All the suspects were arraigned on Wednesday morning at Petah Tikva Magistrate’s Court, police said. Upon confessing their involvement, a judge released most of the suspects to house arrest.

A statement released on behalf of Hapeles said that paper’s directors were “astounded and outraged” at the arrest of its supporters, who it said had acted faithfully and in accordance with all laws in attempting to negate a boycott of Hapeles itself.

The statement said that the harassing phone calls had been conducted “at the volition of the activists themselves, who felt injured by the willingness of commercial and state bodies to capitulate to illegitimate pressure to boycott Hapeles.”

Supporters of the paper “worked in a legal manner while using their basic consumer rights to receive equal treatment and fair service” while expressing their dissatisfaction with those who complied with the boycott of the newspaper.

Hapeles is the mouthpiece of a renegade haredi group known as the Jerusalem Faction and led by 84-year-old Rabbi Shmuel Auerbach.

Auerbach and his Jerusalem Faction have rebelled against the mainstream non-hassidic haredi leadership and its political movement Degel Hatorah, which is served by the Yated Ne’eman newspaper.
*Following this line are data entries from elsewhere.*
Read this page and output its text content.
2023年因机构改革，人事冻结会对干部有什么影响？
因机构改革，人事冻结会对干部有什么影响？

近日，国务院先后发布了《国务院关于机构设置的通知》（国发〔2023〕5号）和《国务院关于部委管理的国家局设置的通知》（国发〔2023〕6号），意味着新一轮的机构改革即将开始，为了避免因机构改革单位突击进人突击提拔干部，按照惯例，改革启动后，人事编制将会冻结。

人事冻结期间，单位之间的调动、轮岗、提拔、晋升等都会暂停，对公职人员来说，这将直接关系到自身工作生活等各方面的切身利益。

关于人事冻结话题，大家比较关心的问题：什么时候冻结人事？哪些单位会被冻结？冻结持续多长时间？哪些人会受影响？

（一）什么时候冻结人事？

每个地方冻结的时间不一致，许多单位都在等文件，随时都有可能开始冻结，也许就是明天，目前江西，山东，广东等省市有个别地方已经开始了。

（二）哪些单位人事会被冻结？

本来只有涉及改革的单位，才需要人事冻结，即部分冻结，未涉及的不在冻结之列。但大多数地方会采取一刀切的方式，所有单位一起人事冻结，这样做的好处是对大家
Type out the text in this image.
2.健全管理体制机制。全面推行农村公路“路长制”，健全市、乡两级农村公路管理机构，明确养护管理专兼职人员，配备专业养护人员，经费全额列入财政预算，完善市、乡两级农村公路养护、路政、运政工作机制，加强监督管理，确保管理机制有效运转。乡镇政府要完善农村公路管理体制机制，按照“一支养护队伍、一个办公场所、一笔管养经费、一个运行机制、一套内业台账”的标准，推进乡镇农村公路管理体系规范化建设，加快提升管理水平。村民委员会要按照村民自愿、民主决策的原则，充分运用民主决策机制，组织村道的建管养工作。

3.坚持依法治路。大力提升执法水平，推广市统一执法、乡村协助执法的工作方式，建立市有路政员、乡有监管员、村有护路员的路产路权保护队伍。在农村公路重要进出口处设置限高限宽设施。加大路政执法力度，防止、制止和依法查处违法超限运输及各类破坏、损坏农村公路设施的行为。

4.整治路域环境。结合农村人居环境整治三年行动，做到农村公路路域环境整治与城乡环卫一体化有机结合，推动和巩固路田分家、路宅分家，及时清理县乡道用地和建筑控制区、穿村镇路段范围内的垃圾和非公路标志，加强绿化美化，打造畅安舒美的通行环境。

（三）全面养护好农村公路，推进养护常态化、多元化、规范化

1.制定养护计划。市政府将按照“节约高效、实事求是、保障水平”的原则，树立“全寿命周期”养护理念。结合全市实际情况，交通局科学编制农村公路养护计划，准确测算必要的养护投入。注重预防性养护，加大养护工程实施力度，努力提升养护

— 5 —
In February 2014, the rabbinic leaders of the mainstream haredi community Rabbis Aharon Leib Shteinman, 102, and Rabbi Haim Kanievsky, 87, wrote a public letter calling on the haredi community not to advertise in Hapeles.

The two rabbis criticized Hapeles for “besmirching Torah sages and spreading hatred among those who fear God,” and then “called to all those for whom fear of God is in their heart not to allow this newspaper to enter their house in anyway and not to help it in anyway, not to be interviewed in it and not to advertise anything with it in any way, and those who do advertise in it should know that they are assisting the desecration of God’s name in supporting this illegitimate enterprise.”